After much to-ing and fro-ing along muddy country lanes, and past empty fields signposted for the Glastonbury Festival, we dipped down into a steep valley and up again to park outside the church at Pilton. It's a big church. It's got a big Norman doorway. The chevrons arching over it weren't evenly sized - there were a couple of small ones squashed in. The whole thing was so neat and unweathered that it looked strange to see the squashed-in ones. It made me wonder about the idea of deliberately not doing things perfectly, that they were consciously doing that rather than not caring. There was something about the neatness that said they were deliberately making 'mistakes' against their better aesthetic judgement. I don't usually get that feeling. I usually feel the bits of disorder are a joyful thing maybe reflecting the disorder of the world. I could be misinterpreting this. Who knows.
I didn't take a photo. I couldn't take a photo, my camera said it had too low a battery and refused to cooperate. We put this down to the pervasive Somerset weirdness but it was probably my lack of organisation and inability to use the camera. There's a photo here, it's the only one I can see on the internet and it's not very clear.
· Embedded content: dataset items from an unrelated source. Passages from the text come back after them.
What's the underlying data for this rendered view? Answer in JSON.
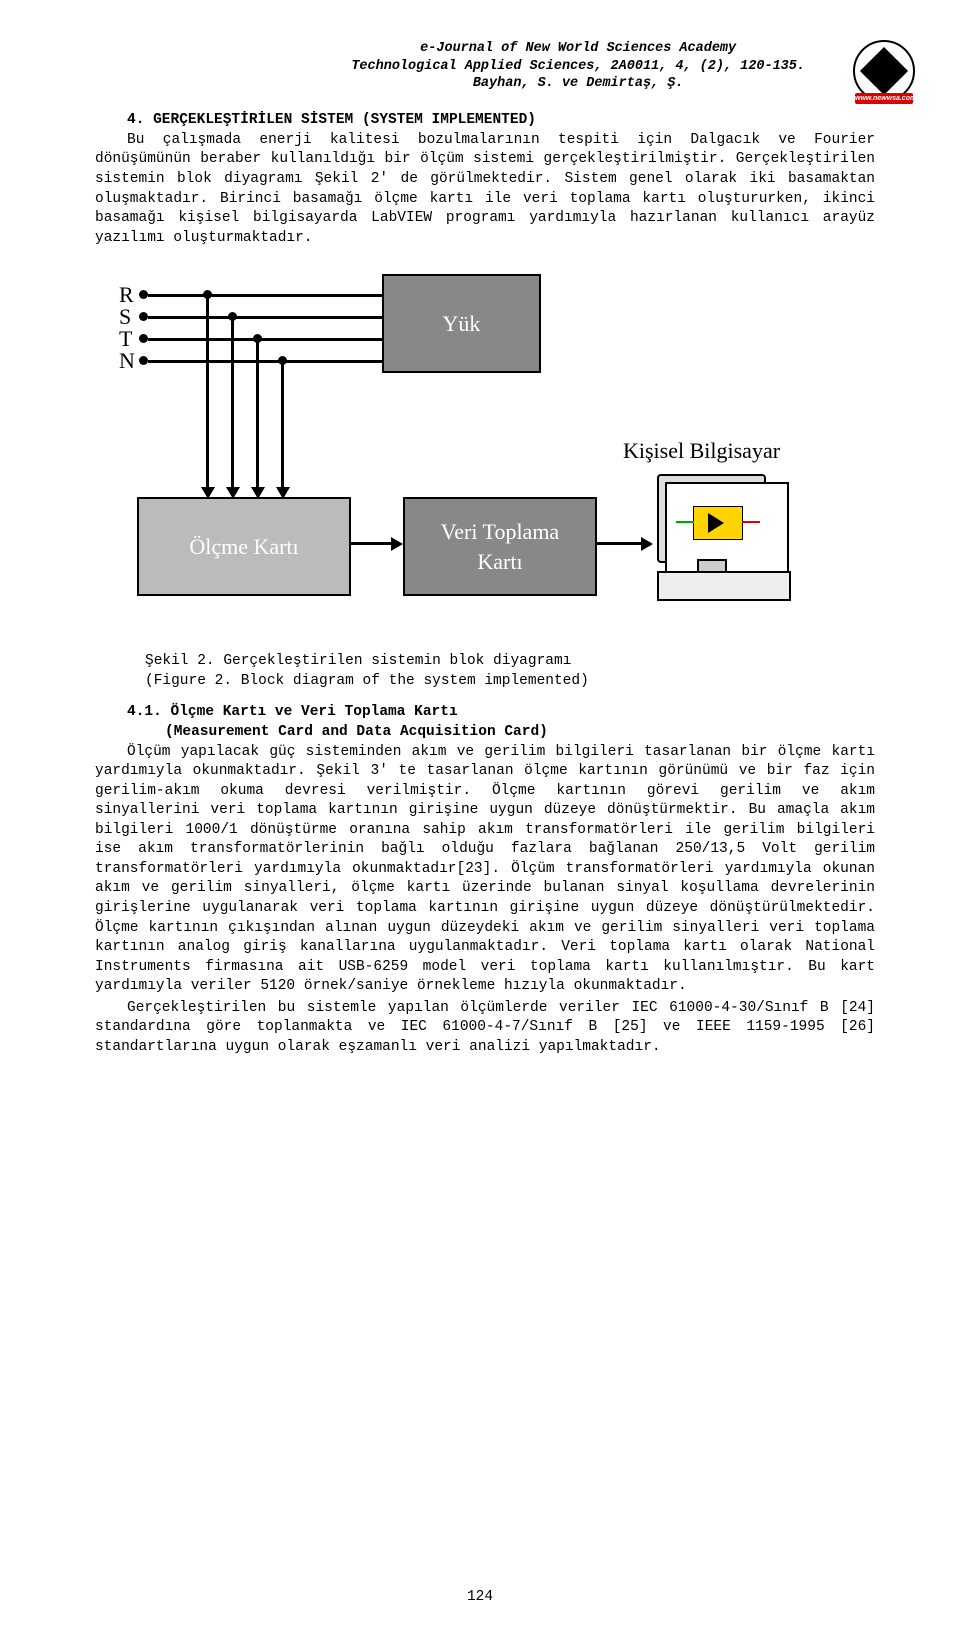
{
  "header": {
    "line1": "e-Journal of New World Sciences Academy",
    "line2": "Technological Applied Sciences, 2A0011, 4, (2), 120-135.",
    "line3": "Bayhan, S. ve Demirtaş, Ş.",
    "logo_band": "www.newwsa.com"
  },
  "section4": {
    "title": "4. GERÇEKLEŞTİRİLEN SİSTEM (SYSTEM IMPLEMENTED)",
    "p1": "Bu çalışmada enerji kalitesi bozulmalarının tespiti için Dalgacık ve Fourier dönüşümünün beraber kullanıldığı bir ölçüm sistemi gerçekleştirilmiştir. Gerçekleştirilen sistemin blok diyagramı Şekil 2' de görülmektedir. Sistem genel olarak iki basamaktan oluşmaktadır. Birinci basamağı ölçme kartı ile veri toplama kartı oluştururken, ikinci basamağı kişisel bilgisayarda LabVIEW programı yardımıyla hazırlanan kullanıcı arayüz yazılımı oluşturmaktadır."
  },
  "diagram": {
    "wire_labels": [
      "R",
      "S",
      "T",
      "N"
    ],
    "yuk": "Yük",
    "olcme": "Ölçme Kartı",
    "veri": "Veri Toplama\nKartı",
    "pc_label": "Kişisel Bilgisayar"
  },
  "fig_caption": {
    "l1": "Şekil 2. Gerçekleştirilen sistemin blok diyagramı",
    "l2": "(Figure 2. Block diagram of the system implemented)"
  },
  "subsection41": {
    "title": "4.1. Ölçme Kartı ve Veri Toplama Kartı",
    "subtitle": "(Measurement Card and Data Acquisition Card)",
    "p1": "Ölçüm yapılacak güç sisteminden akım ve gerilim bilgileri tasarlanan bir ölçme kartı yardımıyla okunmaktadır. Şekil 3' te tasarlanan ölçme kartının görünümü ve bir faz için gerilim-akım okuma devresi verilmiştir. Ölçme kartının görevi gerilim ve akım sinyallerini veri toplama kartının girişine uygun düzeye dönüştürmektir. Bu amaçla akım bilgileri 1000/1 dönüştürme oranına sahip akım transformatörleri ile gerilim bilgileri ise akım transformatörlerinin bağlı olduğu fazlara bağlanan 250/13,5 Volt gerilim transformatörleri yardımıyla okunmaktadır[23]. Ölçüm transformatörleri yardımıyla okunan akım ve gerilim sinyalleri, ölçme kartı üzerinde bulanan sinyal koşullama devrelerinin girişlerine uygulanarak veri toplama kartının girişine uygun düzeye dönüştürülmektedir. Ölçme kartının çıkışından alınan uygun düzeydeki akım ve gerilim sinyalleri veri toplama kartının analog giriş kanallarına uygulanmaktadır. Veri toplama kartı olarak National Instruments firmasına ait USB-6259 model veri toplama kartı kullanılmıştır. Bu kart yardımıyla veriler 5120 örnek/saniye örnekleme hızıyla okunmaktadır.",
    "p2": "Gerçekleştirilen bu sistemle yapılan ölçümlerde veriler IEC 61000-4-30/Sınıf B [24] standardına göre toplanmakta ve IEC 61000-4-7/Sınıf B [25] ve IEEE 1159-1995 [26] standartlarına uygun olarak eşzamanlı veri analizi yapılmaktadır."
  },
  "page_number": "124"
}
I suppose I'd mainly come here to take photos of the lovely glass in St John's. There were some obviously really ancient bits saved in the windows at the sides of the chancel. A hilarious one can be seen here. The only one I managed to take was this, showing two of the evangelists:
The glass was nice at Pilton, there were some camels in the main window over the altar. But not that much Normanness.
On the Weirdometer, I now discover that Pilton holds its own. It was (supposedly) the place where Joseph of Arimathea sailed to when the Somerset Levels were all watery - with Jesus of course. I actually thought Joseph of Arimathea was supposed to have got off at Wearyall Hill and planted his staff (which broke into leaf)... but doubtless he paddled about a bit, why not.